Nach einigen Minuten waren wir da und ich wurde sofort dran genommen, da Lamija unterwegs angerufen hat, um ihnen Bescheid zu geben. Ich wurde von Jasin und Lamija umgezogen, während Ahmet draußen wartete. Sie machten einen Ultraschall und schlossen einen EKG um meinen Bauch. Die Hebamme und die Ärztin sahen sich an und dann sahen sie zu mir. „Was haben Sie?", fragte ich und sah verwirrt zu Jasin. „Frau Bektesevic wir müssen einen Kaiserschnitt machen. Das EKG kann die Herztöne der Kinder kaum erfassen, sodass wir die Kinder per Kaiserschnitt rausholen müssen."

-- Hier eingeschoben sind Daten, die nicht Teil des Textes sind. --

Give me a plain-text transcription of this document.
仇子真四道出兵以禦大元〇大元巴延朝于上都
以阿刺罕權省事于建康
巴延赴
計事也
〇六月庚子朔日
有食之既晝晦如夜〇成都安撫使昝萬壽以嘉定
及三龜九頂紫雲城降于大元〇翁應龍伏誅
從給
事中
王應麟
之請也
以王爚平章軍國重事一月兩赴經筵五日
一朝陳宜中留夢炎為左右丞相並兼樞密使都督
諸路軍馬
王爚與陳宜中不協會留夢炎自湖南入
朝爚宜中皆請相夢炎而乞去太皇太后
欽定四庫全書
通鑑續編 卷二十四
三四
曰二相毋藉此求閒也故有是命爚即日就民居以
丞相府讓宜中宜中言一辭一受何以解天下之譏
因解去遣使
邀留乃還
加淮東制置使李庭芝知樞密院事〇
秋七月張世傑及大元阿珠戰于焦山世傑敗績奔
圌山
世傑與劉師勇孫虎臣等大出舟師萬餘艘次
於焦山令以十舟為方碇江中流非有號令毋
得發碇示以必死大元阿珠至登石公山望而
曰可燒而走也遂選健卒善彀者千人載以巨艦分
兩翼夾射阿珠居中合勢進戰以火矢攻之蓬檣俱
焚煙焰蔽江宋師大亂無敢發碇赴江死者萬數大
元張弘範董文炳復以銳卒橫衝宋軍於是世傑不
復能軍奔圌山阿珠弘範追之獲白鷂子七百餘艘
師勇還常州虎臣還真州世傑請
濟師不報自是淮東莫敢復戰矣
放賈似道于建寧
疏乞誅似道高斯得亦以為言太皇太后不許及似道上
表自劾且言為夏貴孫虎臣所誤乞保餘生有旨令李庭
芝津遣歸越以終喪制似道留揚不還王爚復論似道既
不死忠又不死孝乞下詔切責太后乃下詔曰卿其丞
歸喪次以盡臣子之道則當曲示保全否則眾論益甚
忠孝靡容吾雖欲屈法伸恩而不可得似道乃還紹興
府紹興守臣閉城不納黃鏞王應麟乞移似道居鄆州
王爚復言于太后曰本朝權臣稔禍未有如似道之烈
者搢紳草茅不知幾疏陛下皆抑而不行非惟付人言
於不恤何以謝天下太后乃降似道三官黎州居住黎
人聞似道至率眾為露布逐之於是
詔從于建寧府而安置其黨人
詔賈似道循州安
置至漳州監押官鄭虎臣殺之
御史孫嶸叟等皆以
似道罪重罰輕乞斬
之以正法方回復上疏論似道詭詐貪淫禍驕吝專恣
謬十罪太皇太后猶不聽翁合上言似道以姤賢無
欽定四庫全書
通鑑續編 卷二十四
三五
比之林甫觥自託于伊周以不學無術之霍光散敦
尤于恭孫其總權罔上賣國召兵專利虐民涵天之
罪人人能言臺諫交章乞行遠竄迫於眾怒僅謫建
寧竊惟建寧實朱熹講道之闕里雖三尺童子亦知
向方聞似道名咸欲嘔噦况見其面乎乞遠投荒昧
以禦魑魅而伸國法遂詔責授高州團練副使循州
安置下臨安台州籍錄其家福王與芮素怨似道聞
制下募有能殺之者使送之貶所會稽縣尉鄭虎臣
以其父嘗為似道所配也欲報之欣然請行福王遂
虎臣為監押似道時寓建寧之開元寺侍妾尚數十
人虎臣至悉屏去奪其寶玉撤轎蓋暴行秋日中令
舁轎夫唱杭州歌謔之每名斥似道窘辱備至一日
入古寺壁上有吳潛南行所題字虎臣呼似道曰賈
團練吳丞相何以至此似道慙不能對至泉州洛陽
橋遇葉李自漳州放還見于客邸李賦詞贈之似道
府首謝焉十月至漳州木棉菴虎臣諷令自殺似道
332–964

Ich wurde panisch, mein eigener Herzschlaf beschleunigte sich und schon wurde ich auch für den Kaiserschnitt vorbereitet. Ich lag im OP mit Jasin an meiner Seite. Er saß neben meinem Kopf und küsste meine Stirn. „Sie werden gleich spüren wie sich ihr Brustkorb anhebt, aber haben sie keine Angst, das ist normal.", ich sah zu Jasin und eine Träne floss aus meinem rechten Auge. „Jasin ich habe Angst.", gestand ich ihm. Auch er war blass und machte sicht Sorgen, doch er versuchte für mich stark zu bleiben, damit ich nicht noch panischer werde. Wenige Minuten später, spürte ich das, was die Ärzte mir sagten. Ein Kräftiges und lautes Schreien war zu Hören. „Den ersten Jungen haben wir auf schon Frau Bektesevic, jetzt folgt der zweite.", erleichtert atmete ich aus. „Jasin der Erste soll Ismail heißen. Der, der gleich kommt Enis.", ich wartete darauf, noch ein weinendes Baby zu hören, doch es tat sich nichts. „Jasin wieso höre ich nichts.", erneut wurde ich panisch und sah Jasin an, der leer zum Arzt sah und noch blasser wurde, falls das überhaupt möglich war. „Alles wird gut Schatz.", sprach Jasin zu mir. Die Ärzte rüttelten am Kind und sorgten sich um es. Sie sahen nur stillschwgend zu uns, als nach drei Minuten immer noch kein Weinen zu hören war. „Jasin kümmere dich darum. Sie sollen unser zweites Kind auch retten bitte.", mein Schluchzen und weinen erfüllte den Kompletten Saal, mir wurde warm und kalt. Es schien so als würde sich alles um mich herum drehen, meine Augen wurden immer schwerer. „Enis mein Kind bitte verlass mich nicht.", schrie ich mit meiner letzten Kraft, ehe ich meine Augen schloss und eine Wärme um mein Herz spürte.